Rodin will continue to serve as a co-chair of the Knowledge Industry Partnership, which coordinates the efforts of community leaders seeking to improve the city and attract and retain students and professionals.

David Thornburgh, the Executive Director of the Pennsylvania Economy League and a colleague of Rodin's on KIP, praised "the contribution she made to the city and the region."

"There's a great deal of momentum, that's for sure," Thornburgh said. "She's endlessly energetic and positive and focused."

Vice Provost for University Life Valarie Swain-Cade McCoullum, a native Philadelphian who, like Rodin, attended the Philadelphia High School for Girls, said that Rodin has "transformed West Philadelphia and the lives of students, faculty, staff and community members."

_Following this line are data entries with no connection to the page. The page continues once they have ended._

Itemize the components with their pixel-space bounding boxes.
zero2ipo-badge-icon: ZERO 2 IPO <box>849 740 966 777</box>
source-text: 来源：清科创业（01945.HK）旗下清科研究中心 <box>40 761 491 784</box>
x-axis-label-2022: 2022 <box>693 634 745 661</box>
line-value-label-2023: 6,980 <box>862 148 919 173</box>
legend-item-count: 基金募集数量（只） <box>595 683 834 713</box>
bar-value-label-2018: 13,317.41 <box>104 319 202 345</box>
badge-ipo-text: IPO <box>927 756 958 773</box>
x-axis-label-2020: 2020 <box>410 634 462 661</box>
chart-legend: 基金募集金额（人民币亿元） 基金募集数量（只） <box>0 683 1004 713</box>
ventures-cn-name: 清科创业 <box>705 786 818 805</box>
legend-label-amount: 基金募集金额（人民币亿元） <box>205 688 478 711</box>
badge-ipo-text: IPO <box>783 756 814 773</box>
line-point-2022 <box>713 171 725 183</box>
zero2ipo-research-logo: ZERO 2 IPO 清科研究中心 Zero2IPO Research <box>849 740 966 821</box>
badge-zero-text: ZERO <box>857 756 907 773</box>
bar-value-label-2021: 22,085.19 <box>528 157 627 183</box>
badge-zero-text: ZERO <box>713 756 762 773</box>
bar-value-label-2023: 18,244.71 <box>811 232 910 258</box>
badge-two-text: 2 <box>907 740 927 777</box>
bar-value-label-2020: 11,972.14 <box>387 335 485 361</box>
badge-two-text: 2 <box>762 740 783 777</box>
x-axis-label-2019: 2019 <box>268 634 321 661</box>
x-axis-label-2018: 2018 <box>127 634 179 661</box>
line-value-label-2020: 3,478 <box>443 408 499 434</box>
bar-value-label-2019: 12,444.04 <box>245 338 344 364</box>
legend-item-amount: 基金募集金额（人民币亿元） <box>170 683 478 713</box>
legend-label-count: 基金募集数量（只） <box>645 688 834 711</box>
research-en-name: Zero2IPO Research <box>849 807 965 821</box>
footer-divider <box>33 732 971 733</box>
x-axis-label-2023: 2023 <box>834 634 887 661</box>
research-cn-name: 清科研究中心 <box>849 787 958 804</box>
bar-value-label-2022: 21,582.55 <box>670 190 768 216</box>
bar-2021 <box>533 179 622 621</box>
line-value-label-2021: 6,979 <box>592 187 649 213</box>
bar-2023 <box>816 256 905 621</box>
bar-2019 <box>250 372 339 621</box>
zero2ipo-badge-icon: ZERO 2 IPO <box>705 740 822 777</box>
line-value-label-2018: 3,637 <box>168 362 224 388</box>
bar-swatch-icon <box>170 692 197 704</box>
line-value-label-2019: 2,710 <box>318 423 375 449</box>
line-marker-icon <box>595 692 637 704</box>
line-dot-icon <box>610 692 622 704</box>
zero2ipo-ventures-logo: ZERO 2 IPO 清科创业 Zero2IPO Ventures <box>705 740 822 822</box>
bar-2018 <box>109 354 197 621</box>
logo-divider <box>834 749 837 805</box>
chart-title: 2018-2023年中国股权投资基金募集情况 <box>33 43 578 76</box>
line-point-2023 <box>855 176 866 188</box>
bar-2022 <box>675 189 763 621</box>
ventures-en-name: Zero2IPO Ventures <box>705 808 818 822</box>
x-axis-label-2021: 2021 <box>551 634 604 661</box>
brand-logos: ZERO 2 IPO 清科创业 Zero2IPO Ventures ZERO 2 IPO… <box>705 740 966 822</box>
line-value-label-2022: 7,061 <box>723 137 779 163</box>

McCoullum, whose grandson is a second-grader at the Penn-assisted Sadie M. Tanner Alexander School at 42nd and Locust streets, added that Rodin "has been an extraordinary role model and leader for Penn and our wider community."

On the real estate front, Rodin will go out with a bang, having entered final contract negotiations with the U.S. Postal Service to secure around 20 acres of land between campus and the Schuylkill River, opening doors for Penn's eastern expansion.

Rodin said that her record of accomplishments boils down to a new pride at the University.

"I think Penn is far more self-confident than it was 10 years ago and really has a sense of how great it is and why it's great," Rodin said. "It has sustained its energy, which it always had, but it built into that energy a real entrepreneurial spirit, a real sense of confidence, a real sense we can do anything we set out to."